One Redditor, for instance, suggested that the video could be a promotion for the Blair Witch Project sequel, while another reckoned that it might have been a leftover set from an independent movie. One more cynical user questioned whether the video itself might just be an advertisement for a knife maker, as Rankin draws specific and continued attention to the blade that he’s carrying.
However, the video’s legitimacy – if not the shrine’s – was verified by local news website Huntington Patch, which confirmed that police were indeed investigating the area. Rankin had apparently contacted Suffolk County Police after making the discovery.
And after Rankin’s video – which named some of the posters’ missing persons – appeared online, it soon became clear that they were in fact real cases. At least one of those missing people had since turned up: Brenda Heist, who disappeared for 11 years. However, the whereabouts of others were still undetermined, as is the case with Tara Grinstead, who vanished in 2005.
The day after Rankin posted the video, though, he was told by police that the shrine had apparently been erected as a prop for a Halloween party by the owners of a nearby property. The police also assured the hiker that the posters would be removed after October 31.
Officers further explained that the investigation wouldn’t be going any further, with the police seemingly satisfied with the explanation they’d received. The homeowners are also said to be putting up no-trespassing signs, presumably to deter this kind of thing from happening again. Rankin, however, wasn’t so happy with this conclusion.
The hiker drew attention to the weathered look of the posters on his Facebook page. “What I wanna know is, if these were ‘Halloween party’ decorations, why have they been hanging there for weeks or months? Because it was plainly obvious that the stuff had been there for quite a while, and not set up recently.”

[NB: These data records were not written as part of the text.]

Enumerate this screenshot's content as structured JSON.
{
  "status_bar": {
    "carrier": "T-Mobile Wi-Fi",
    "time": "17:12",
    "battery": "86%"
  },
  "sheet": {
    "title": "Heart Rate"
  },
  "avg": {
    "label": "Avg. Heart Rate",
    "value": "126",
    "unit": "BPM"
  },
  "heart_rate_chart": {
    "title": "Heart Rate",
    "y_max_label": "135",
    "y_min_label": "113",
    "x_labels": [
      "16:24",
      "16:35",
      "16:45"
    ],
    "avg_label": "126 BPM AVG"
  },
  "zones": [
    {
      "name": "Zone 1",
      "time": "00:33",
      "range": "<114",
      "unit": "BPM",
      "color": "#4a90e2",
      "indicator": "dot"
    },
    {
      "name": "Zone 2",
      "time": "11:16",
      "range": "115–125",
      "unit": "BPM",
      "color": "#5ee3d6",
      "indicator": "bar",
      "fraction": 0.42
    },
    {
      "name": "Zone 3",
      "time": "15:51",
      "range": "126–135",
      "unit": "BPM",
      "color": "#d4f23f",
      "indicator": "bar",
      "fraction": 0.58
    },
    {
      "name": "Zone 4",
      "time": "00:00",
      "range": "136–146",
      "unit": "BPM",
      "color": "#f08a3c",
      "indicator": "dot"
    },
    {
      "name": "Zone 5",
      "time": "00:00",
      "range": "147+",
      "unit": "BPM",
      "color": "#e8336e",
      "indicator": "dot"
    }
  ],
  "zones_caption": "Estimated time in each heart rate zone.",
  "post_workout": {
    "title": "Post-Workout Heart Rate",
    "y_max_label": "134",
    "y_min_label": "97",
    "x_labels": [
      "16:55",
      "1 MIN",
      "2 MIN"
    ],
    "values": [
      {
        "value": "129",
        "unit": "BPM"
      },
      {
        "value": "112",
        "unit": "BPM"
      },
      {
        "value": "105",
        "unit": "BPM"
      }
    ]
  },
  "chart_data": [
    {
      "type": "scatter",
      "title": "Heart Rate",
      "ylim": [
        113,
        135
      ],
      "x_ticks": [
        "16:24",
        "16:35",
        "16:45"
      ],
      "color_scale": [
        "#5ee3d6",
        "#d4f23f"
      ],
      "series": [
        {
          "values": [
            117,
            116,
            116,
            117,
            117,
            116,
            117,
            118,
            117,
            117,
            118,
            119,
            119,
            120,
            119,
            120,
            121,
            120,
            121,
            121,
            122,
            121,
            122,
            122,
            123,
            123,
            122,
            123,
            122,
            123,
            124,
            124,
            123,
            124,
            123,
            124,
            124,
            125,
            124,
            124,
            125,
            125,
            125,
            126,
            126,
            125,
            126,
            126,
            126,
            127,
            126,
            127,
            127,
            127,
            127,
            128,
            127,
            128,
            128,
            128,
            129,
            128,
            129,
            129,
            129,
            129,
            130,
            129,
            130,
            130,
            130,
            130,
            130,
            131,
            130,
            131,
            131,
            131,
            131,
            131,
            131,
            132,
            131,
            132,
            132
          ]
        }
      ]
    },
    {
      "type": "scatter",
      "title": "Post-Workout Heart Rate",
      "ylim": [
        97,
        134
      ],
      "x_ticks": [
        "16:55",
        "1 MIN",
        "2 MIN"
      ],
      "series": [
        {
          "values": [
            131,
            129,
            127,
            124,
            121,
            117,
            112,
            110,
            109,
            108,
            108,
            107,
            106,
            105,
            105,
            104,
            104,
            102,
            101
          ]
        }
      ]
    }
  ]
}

However, one Facebook user, who claimed to know the owners of the property, offered an explanation for the posters’ deteriorated state. They were supposedly hung up for a summer Halloween party that had been held more than two months before October 31.

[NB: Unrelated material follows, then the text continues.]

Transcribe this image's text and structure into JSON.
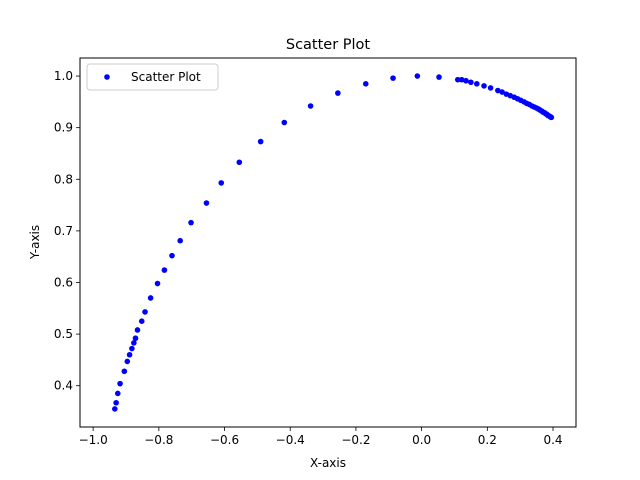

Even if this reason is true, several online commenters have criticized the use of genuinely missing persons for the props. Huntington Patch reader James Charlton told the news outlet, “There’s nothing okay about using real missing persons as decoration… It seems very unusual.”
Whatever the truth behind Rankin’s discovery, though, there’s no denying that it was a creepy scene to stumble across in the middle of a forest, as anyone who’s seen The Blair Witch Project will testify. It’s therefore no surprise that he freaked out – or that the video caused such a furor online. Yet, even with an explanation on the table, Rankin still has his suspicions; who knows what’s really going on in the Long Island woods?